This area was once a royal manor, so the name is thought to come from the Saxon kyning-tun, (the town or place of the king). Another possibility is that it was a farmstead associated with a man called Cena. It was called Chenintun or Chenintune at the time of the Domesday Book (1086), which records that the manor was owned by one Theodoric, a goldsmith, by grant from Edward the Confessor.
The Black Prince once had a palace here hence Black Prince Road. Between then and when Prince Henry, the then Prince of Wales, was given the land by James I it is known that royalty occasionally stayed at the palace.
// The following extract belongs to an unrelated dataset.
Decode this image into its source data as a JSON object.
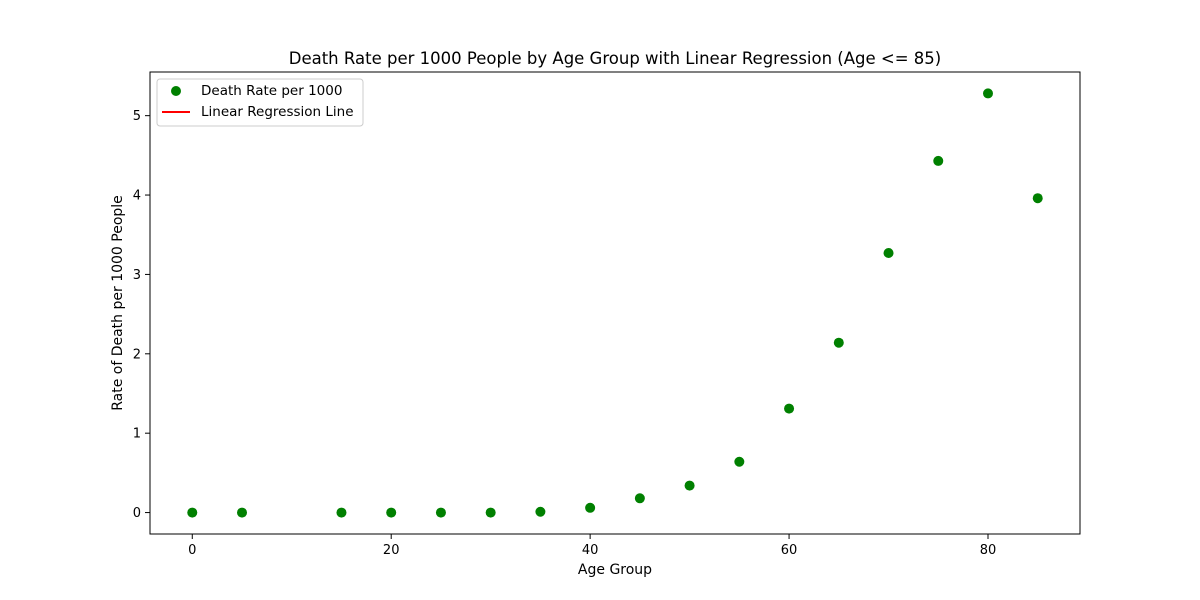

The prince built a house on the old palace site.
As Duke of Cornwall, the present day Prince of Wales still owns much of the land and some of the houses in Kennington. Charles I as Prince of Wales gave part of the manor and part of Vauxhall manor to the ambassador to Holland Sir Noel Caron in the early 17th century. Caron built a splendid house in the Vauxhall manor. In 1774 Kennington was described as ‘a village near Lambeth’.
South of Kennington Park where St Marks Church now stands is the site of Surrey gallows (the whole area formed part of the County of Surrey until the formation of the London County Council). Those executed included some of the Jacobites following their trial in 1746. These unfortunates were then beheaded, disembowelled, and their heads put on poles in Temple Bar. The last person executed on the site was Henry Fauntleroy, a forger, in the early 19th century.